In Prague, van Aubel presented a part of her collection of dishes, which collect solar energy from their environment and store it in a pantry, which serves as a large battery. The energy generating system, which can easily become, unlike most standard solar panels, an integral part of your home, is based on a solar technology developed over years by Professor Michael Grätzel.
With growing concern, Eric Geboers has been watching desertification, which has, among others, led to extreme loses of arable land. Similarly to Marjan van Aubel, Geboers has been using the natural science facts in combination with his designer´s imagination. “The Salt Pup project is a biomimetic attempt to use the locally available resources to help solve the problem of desertification. One of the options is to pump saltwater to extremely dry areas where it gets distilled with the help of solar energy. The leftover salt can be used as a construction material and the result is waste-free and enclosed ecosystem,“ explains Geboers.
Geboers brought to Prague his salt stool, but his imagination goes far beyond this simple piece. He perceives salt as a basis of a composite construction material and draws imaginary salt cities where vapour and colonies of green plants contribute to better climate. Time will show whether his vision will go beyond the design stool and salt will be used to construct more solid structures. The issue Geboers decided to tackle is definitely one which attracts attention which will continue growing.
Eliška Hlavačková, a student from the Textile studio at VŠUP, changed the angle of perception of a squash and started to handle it as a raw material, not as waste. “I created a biodegradable and almost transparent foil, which can be layered to solid and durable shapes up to one centimetre thick,“ explains Hlavačková and says that this squash experimental material is as durable as poplar plywood. At the Designblok, she used the foil as a lampshade.

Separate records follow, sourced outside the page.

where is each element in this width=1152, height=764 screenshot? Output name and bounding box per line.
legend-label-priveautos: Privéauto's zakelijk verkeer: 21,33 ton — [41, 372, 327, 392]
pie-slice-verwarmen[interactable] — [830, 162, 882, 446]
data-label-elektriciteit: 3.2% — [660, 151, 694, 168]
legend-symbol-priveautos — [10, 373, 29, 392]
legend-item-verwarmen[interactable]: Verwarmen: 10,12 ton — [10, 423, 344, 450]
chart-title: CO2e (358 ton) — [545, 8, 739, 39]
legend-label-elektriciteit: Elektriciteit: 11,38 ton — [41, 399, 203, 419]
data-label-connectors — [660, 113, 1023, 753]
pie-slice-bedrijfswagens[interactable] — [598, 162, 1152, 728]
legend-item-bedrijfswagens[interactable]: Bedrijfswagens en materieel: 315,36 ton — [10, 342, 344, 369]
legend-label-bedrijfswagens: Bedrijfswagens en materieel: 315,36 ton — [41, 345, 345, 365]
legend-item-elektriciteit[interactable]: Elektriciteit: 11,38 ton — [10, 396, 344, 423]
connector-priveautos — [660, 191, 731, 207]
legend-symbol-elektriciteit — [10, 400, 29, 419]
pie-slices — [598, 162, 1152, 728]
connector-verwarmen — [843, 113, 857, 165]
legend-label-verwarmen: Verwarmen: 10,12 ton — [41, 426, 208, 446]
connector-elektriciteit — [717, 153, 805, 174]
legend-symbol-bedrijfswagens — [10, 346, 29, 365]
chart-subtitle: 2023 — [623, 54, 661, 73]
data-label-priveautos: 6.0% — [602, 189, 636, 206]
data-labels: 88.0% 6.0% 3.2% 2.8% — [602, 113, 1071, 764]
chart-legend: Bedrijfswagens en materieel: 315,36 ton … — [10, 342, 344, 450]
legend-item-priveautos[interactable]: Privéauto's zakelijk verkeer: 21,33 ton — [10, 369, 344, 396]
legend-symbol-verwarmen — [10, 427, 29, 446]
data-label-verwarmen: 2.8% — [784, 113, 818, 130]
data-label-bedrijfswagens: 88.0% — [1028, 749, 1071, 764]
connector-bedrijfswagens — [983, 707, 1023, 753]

Ondřej Trnka, also a VŠUP student, started his material vision project with a rope and matches in his hand. Inspired by ant paths, he created a concrete shelter to help grow greenery and moss. “I tested paths created with the help of a textile thread, which I coiled, lined up and tied to later cast it in concrete. When the concrete hardened, I set the thread in fire and to burn it out, “explains Trnka to describe the origin of paths in concrete which evoke slightly apocalyptic atmosphere. Greenery rooting and growing from the perforations make us hope for better future.